Crossed immunoelectrophoretic studies of the solubility immunogenicity of herpes simplex virus antigens

Abstract

The nonionic detergent Triton X-100 was capable of solubilizing 90% of the protein content in herpes simplex virus (HSV)-infected rabbit cornea cells. The solubilized HSV antigens formed well-characterized precipitates by crossed immunoelectrophoresis in Triton X-100-containing agarose gel, allowing both identification and relative quantitation. Water-soluble and detergent-requiring HSV antigens were identified by different solubilization procedures in buffer with and without detergent. Five glycoprotein antigens were solubilized only in the presence of detergent, indicating their membrane-bound state. One non-glycosylated antigen was present in both a water-soluble and a membrane-bound form. Based upon the crossed immunoelectrophoretic precipitating patterns of Triton X-100-solubilized HSV antigens, it has been estimated that infected cells yield an amount of virus-specific protein equivalent to 2,000 enveloped virions per cell.
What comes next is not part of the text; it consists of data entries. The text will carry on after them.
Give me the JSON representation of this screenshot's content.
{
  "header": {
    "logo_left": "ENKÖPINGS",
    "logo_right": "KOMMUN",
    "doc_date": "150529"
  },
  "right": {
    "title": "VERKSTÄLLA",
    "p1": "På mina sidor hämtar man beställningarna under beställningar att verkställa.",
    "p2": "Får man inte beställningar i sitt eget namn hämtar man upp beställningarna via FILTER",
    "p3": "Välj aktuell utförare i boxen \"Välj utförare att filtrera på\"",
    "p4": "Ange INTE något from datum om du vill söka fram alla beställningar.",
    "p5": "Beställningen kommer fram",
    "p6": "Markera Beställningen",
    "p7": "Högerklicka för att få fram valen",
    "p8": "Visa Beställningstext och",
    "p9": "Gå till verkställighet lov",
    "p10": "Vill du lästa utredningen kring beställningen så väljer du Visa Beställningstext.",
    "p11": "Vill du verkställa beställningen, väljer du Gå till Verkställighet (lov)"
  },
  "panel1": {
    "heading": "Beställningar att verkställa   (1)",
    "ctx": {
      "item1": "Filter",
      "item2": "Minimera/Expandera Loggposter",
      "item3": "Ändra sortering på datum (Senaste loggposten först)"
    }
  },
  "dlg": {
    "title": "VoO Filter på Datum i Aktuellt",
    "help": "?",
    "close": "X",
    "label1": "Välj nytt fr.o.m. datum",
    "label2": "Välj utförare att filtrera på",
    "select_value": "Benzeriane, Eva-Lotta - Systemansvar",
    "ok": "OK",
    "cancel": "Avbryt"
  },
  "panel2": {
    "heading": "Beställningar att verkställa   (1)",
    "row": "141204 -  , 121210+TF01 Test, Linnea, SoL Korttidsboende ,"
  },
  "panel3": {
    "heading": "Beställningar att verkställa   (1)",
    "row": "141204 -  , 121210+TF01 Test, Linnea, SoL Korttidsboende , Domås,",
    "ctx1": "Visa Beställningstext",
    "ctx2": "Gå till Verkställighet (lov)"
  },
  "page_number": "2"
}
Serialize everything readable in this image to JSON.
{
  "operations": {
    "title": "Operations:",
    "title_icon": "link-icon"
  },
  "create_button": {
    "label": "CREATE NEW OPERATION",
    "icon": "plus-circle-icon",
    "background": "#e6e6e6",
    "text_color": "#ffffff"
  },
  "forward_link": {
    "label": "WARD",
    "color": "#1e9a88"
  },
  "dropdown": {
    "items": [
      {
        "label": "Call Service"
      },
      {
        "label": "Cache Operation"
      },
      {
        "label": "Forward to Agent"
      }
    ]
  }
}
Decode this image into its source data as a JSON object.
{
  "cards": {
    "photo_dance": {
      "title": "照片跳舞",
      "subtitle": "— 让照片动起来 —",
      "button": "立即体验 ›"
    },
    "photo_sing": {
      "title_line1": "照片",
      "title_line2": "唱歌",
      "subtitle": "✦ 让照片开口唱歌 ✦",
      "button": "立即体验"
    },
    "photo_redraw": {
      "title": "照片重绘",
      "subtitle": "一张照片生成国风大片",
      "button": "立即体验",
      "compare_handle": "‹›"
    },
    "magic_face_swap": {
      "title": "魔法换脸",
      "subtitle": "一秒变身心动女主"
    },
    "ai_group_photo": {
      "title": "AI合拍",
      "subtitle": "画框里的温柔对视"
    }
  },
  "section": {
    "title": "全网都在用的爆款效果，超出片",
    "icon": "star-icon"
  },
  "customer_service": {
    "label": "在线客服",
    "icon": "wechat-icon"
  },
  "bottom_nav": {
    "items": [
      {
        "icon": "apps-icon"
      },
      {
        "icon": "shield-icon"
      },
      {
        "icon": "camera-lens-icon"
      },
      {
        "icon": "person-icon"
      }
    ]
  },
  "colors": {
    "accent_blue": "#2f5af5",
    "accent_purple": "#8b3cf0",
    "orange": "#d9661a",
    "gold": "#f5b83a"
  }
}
Rabbits inoculated intracutaneously with Triton X-100-solubilized HSV antigens developed neutralizing antibodies against HSV almost as effectively as rabbits with an active HSV infection. Precipitins against individual HSV antigens in sera from rabbits infected with HSV and immunized with the Triton X-100-solubilized HSV antigens were assayed by the crossed immunoelectrophoretic technique. Sera from infected rabbits reacted more strongly and with a higher number of HSV antigens than sera from immunized rabbits.